An announcement of co-ordinated action is likely to be made following a debate at the TUC Congress in London tomorrow, when unions will line up to attack the Government.



Widespread ballots for action are expected to be held, adding to support for strikes already given by civil servants, teachers and lecturers, heralding the biggest outbreak of industrial unrest for decades.



Plans to co-ordinate industrial action will be discussed at the TUC, but sources said a large number of unions were now moving towards balloting for strikes.



Francis Maude, the Cabinet minister who is leading negotiations for the Government, said he was not trying to provoke unions into industrial action, adding that any strike call will be greeted with little enthusiasm from workers and even less sympathy from the general public.



"We don't want strikes and the public will be very fed up if there are widespread strikes which close schools and affect health services and transport.



"People who are struggling to pay their bills and paying more towards public sector pensions in many cases than they are paying towards their own pensions will be mightily fed up if there is unnecessary strike action," he told a Westminster lunch.



Labour leader Ed Miliband was heckled today when he told the TUC Congress that strikes over public sector pensions were a mistake.



He said he understood why millions of workers were angry, adding: "But while negotiations were going on, I do believe it was a mistake for strikes to happen. I continue to believe that.



"What we need now is meaningful negotiation to prevent further confrontation over this autumn. Strikes are always the consequence of failure. Failure on all sides. Failure we cannot afford as a nation. Instead your real role is as partners in the new economy."



Some of the 300 delegates shouted out "shame" and took issue with the labour leader's message.

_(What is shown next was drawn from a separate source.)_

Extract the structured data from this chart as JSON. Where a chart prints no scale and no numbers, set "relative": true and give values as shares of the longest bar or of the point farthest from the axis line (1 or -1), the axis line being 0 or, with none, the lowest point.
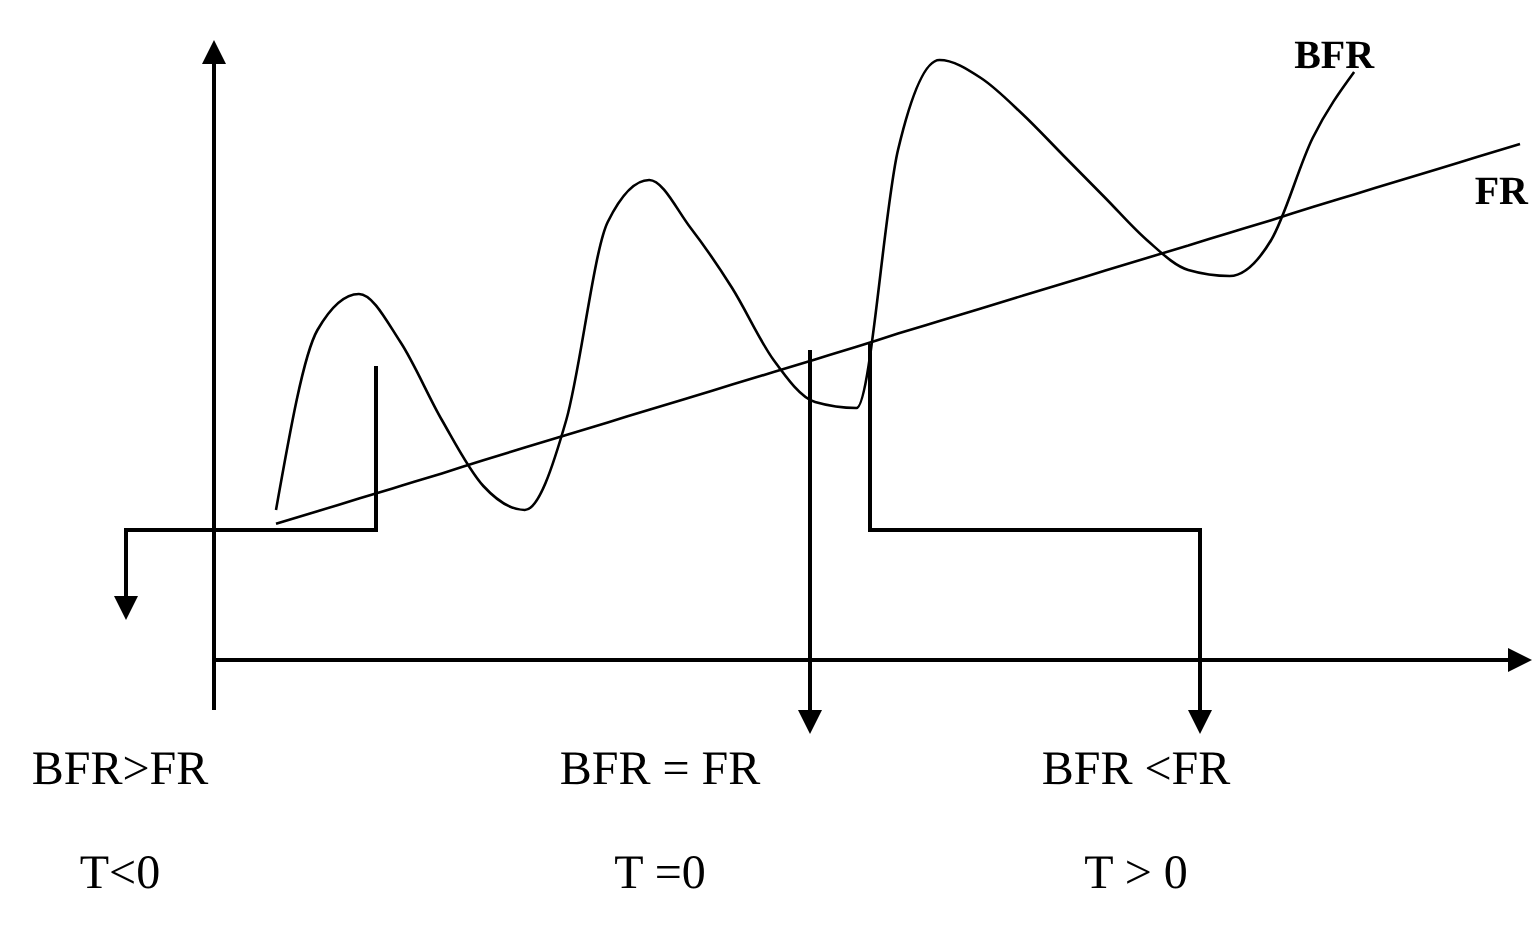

During a question and answer session after his speech, Mr Miliband also drew shouts of disagreement when he defended academy schools, saying two in his Doncaster North constituency had made a big difference to education standards.



Mary Bousted, leader of the Association of Teachers and Lecturers, said she had been proud to join a strike in June by tens of thousands of teachers and civil servants and told Mr Miliband that the Government was not prepared to negotiate a deal over its planned pension reforms.



Union leaders were split on their reaction to the speech.



Paul Kenny, leader of the GMB, said: "I have to give him credit for his courage in coming here and speaking frankly to us."



But Bob Crow, general secretary of the Rail Maritime and Transport union, said: "Ed Miliband needs to decide just whose side he is on. Criticising teachers and other workers taking strike action to defend jobs, services and pensions alienates core Labour supporters in their hundreds of thousands and is a political suicide mission."



Unite leader Len McCluskey said: "Working people have heard from a Labour leader who is on their side, offering a message of hope and an alternative economic strategy, putting jobs and a decent future for our kids ahead of the interests of the elite."



Dave Prentis, general secretary of Unison, said he expected Mr Miliband to support public sector workers and to defend the pensions deal struck by the previous Labour government.



He said: "There was an understanding of the work of unions and the need for fairness and we are glad he had a go at bankers."



Mark Serwotka, general secretary of the Public and Commercial Services union, said Mr Miliband's refusal to support the public sector strike was a "slap in the face", adding: "Not only is Mr Miliband turning his back on our members, he's turning his back on the union members who voted for him as leader in their thousands."



Mr Miliband told the conference that Labour will not be able to reverse every cut being imposed as a result of the Government's austerity measures.



"If we were in Government we would also be making some cuts in spending. I sometimes hear it said that Labour opposes every cut. Some of you might wish that was true, but it's not."



Labour planned for a 12% cut in the police budget, cut the road programme and reform some benefits, said Mr Miliband, continuing: "There are cuts the Tories will impose that we will not be able to reverse when we return to government."



He said Government, employers and unions had to change to meet future challenges, adding that he believed unions could offer businesses the prospect of better employee relations.



Mr Miliband pointed out that only 15% of workers in private firms were in a union, saying unions had to make sure they were relevant.



"You know you will never have relevance if you allow yourselves to be painted as the opponents of change."